AOC Won’t Stop Haunting Ted Cruz and Josh Hawley

If I got dragged like this, I’d probably ask to be put into witness protection. Ted Cruz and Josh Hawley are going to need a few sessions of shiatsu to recuperate after Alexandria Ocasio-Cortez spent the last three weeks stepping on their necks.

The two Republican senators, who promoted conspiracy theories to challenge the general election outcome and in the process enabled an attempted coup at the U.S. Capitol earlier this month, have been continually reminded of their sedition by the New York Democrat. Every time Cruz or Hawley attempt to pivot the conversation, Ocasio-Cortez has been ready to pounce on Twitter with the zeal of the “retire bitch”-era Danny DeVito.

On Thursday, Ocasio-Cortez posted a tweet calling for a legislative hearing into the Robinhood app’s decision to block small retail investors from purchasing stock after this week’s GameStop fiasco. (The recent market chaos sounds like Shyriiwook to me, so here is an explainer.) An absentminded — or clout-seeking — Cruz replied with a nonchalant “Fully agree” to AOC’s suggestion. In normal times, the story would end there: Pre-insurrection, they two had polite exchanges and even expressed optimism about working together toward common policy goals.

Not anymore. “I am happy to work with Republicans on this issue where there’s common ground, but you almost had me murdered 3 weeks ago so you can sit this one out,” she tweeted in response, referencing the Texas man who had posted “Assassinate AOC” that same day he stormed the Capitol. “Happy to work w/ almost any other GOP that aren’t trying to get me killed. In the meantime if you want to help, you can resign.”

The secondhand embarrassment is enough to make me want to walk slowly into the nearest sea.

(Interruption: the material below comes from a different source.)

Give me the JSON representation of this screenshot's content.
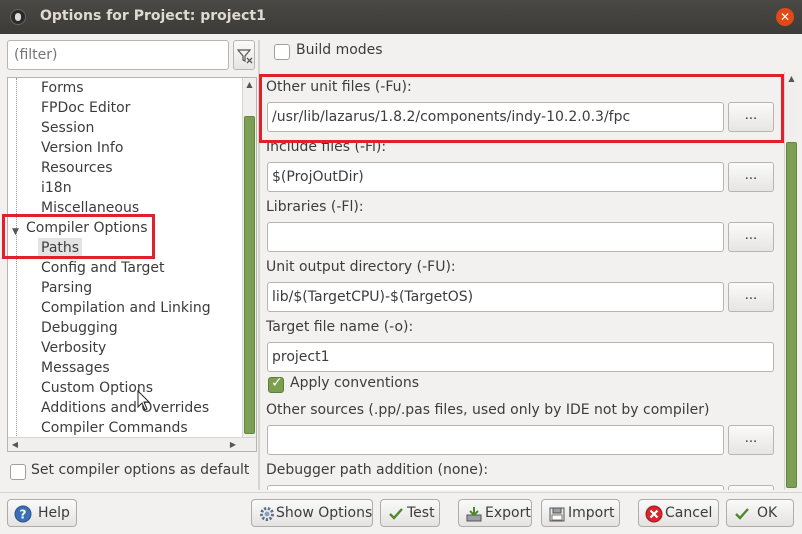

Hawley hasn’t fared any better. This week the Missouri senator took to the New York Post — one of the top five most circulated newspapers in the country — to unironically complain about being “muzzled” by “cancel culture.” (He trotted a similar line out on conservative TV afterward.) Ocasio-Cortez tweeted in response: “You’re not ‘muzzled,’ Hawley. You’re just deeply unpopular, and aided insurrection. And you need to resign.”

Both senators now face an ethics complaint filed by Senate Democrats, and yet, they still refuse to apologize. So don’t expect AOC to turn down the heat anytime soon. She has never been one to back away from a fight and, more importantly, she and her colleagues know — as so many of us do — that what Hawley and Cruz did was nothing short of a full-scale assault on democracy.

If I got dragged like this in public on a regular basis… well, I’d probably step down and ask to be put into witness protection. But if there’s something that neither Cruz nor Hawley possess, it’s the capacity to feel shame.